Crédito: Reprodução A pesquisadora Tatiana Coelho de Sampaio, professora da Universidade Federal do Rio de Janeiro (UFRJ), tem ganhado destaque nacional e internacional por liderar um estudo voltado à regeneração do sistema nervoso após lesões na medula espinhal. O trabalho busca compreender formas de estimular a reconexão de neurônios danificados — um dos maiores desafios da medicina moderna.
Com décadas de atuação em biologia celular, a cientista investiga uma proteína experimental capaz de tornar o ambiente neural mais favorável à comunicação entre células nervosas depois de traumas graves. Historicamente consideradas irreversíveis, essas lesões passam a ser estudadas sob uma nova perspectiva, com possibilidades futuras de recuperação funcional.

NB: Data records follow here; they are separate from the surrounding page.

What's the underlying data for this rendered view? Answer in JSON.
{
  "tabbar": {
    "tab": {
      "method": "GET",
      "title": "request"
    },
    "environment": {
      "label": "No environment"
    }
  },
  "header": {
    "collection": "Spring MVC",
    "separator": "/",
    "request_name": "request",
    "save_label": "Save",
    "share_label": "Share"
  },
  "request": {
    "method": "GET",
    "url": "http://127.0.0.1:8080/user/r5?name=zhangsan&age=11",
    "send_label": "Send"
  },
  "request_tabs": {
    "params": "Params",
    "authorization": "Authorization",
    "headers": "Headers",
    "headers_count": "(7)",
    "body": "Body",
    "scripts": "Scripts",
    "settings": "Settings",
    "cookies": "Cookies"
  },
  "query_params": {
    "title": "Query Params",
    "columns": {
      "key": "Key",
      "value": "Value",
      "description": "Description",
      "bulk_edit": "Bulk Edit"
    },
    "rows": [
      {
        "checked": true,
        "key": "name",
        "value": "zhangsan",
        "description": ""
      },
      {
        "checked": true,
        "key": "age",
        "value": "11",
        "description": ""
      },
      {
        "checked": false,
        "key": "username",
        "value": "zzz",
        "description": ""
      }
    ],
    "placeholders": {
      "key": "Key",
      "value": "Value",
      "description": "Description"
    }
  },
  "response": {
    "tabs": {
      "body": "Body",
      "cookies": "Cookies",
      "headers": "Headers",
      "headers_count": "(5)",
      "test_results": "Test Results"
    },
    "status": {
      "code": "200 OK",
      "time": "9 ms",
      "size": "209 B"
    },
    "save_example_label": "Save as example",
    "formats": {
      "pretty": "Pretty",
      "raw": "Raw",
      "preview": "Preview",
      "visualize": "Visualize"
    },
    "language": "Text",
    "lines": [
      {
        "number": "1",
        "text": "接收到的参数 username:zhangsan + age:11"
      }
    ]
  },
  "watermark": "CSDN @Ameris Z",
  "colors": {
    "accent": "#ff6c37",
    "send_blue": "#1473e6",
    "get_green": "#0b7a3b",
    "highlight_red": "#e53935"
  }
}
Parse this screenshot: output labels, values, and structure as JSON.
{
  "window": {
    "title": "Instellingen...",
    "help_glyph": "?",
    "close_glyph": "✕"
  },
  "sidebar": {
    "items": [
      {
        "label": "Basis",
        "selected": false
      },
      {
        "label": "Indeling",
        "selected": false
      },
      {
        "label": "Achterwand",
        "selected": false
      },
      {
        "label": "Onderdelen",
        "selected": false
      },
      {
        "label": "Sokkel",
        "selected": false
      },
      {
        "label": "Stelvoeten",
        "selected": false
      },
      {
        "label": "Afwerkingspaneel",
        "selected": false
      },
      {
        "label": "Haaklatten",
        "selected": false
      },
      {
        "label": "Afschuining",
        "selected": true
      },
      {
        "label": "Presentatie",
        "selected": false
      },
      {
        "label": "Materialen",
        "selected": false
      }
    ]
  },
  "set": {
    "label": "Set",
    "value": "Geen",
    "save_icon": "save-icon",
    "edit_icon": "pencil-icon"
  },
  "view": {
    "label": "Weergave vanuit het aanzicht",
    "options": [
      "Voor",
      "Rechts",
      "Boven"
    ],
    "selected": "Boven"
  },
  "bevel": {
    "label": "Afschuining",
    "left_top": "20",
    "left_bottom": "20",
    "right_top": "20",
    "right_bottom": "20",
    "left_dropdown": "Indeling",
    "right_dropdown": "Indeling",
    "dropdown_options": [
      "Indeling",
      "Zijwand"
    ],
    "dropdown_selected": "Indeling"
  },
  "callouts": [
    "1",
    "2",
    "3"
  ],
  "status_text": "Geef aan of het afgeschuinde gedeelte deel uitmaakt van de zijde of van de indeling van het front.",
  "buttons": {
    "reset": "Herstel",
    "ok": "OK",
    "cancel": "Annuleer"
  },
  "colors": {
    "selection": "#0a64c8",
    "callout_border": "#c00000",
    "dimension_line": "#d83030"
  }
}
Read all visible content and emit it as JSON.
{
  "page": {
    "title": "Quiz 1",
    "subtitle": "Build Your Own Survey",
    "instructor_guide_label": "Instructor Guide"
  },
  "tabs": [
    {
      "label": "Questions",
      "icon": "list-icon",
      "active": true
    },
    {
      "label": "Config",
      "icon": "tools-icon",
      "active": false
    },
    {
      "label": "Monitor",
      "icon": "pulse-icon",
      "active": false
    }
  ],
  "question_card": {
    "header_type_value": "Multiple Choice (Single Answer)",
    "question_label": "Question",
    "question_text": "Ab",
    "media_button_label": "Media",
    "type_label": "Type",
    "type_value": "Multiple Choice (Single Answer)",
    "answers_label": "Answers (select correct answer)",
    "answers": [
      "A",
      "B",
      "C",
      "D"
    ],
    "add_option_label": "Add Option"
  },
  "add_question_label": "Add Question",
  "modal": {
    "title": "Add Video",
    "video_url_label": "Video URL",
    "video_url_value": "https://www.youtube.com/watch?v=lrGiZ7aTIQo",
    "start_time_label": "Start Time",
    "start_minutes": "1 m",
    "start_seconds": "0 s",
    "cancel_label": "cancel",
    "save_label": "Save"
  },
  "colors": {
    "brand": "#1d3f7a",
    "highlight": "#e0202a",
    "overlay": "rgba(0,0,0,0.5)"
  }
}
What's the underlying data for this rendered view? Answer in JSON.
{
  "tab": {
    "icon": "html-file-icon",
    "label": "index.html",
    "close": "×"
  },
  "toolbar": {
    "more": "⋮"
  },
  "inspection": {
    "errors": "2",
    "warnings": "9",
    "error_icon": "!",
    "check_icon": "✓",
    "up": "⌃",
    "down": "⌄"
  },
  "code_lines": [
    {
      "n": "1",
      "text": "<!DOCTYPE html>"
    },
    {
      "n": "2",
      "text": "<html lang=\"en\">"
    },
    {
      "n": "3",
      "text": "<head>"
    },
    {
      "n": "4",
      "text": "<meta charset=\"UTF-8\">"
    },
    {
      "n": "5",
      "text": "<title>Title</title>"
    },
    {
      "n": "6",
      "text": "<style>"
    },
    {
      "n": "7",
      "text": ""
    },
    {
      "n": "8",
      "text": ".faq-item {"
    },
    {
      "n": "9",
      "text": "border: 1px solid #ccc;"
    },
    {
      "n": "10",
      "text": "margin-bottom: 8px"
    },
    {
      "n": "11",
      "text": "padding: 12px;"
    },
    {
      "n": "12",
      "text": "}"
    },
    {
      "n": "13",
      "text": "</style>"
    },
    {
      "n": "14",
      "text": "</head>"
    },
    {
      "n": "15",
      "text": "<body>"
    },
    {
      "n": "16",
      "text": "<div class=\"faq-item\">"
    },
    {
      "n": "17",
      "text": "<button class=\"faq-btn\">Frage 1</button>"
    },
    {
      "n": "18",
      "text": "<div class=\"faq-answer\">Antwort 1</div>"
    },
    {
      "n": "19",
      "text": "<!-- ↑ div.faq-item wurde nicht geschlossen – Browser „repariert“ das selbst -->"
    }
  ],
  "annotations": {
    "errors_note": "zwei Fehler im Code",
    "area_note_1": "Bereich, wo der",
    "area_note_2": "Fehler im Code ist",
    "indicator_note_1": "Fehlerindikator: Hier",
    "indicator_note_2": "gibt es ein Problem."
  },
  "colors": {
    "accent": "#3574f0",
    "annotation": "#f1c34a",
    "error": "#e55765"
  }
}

Os resultados obtidos até agora foram alcançados após anos de pesquisas básicas, testes laboratoriais e análises detalhadas. Em modelos experimentais, a equipe observou melhora na interação entre neurônios, avanço visto pela comunidade científica como relevante para o desenvolvimento de terapias regenerativas.
Apesar da repercussão e da expectativa entre pacientes e familiares, a pesquisadora ressalta que a aplicação clínica ainda exige etapas rigorosas de validação. Ensaios em humanos, aprovação regulatória e segurança terapêutica são processos longos antes que qualquer tratamento possa se tornar amplamente disponível.
O estudo também reforça o protagonismo brasileiro na área de regeneração neural. O laboratório da UFRJ vem atraindo colaborações internacionais e ampliando a discussão sobre investimento contínuo em ciência, considerado essencial para transformar descobertas laboratoriais em tratamentos reais.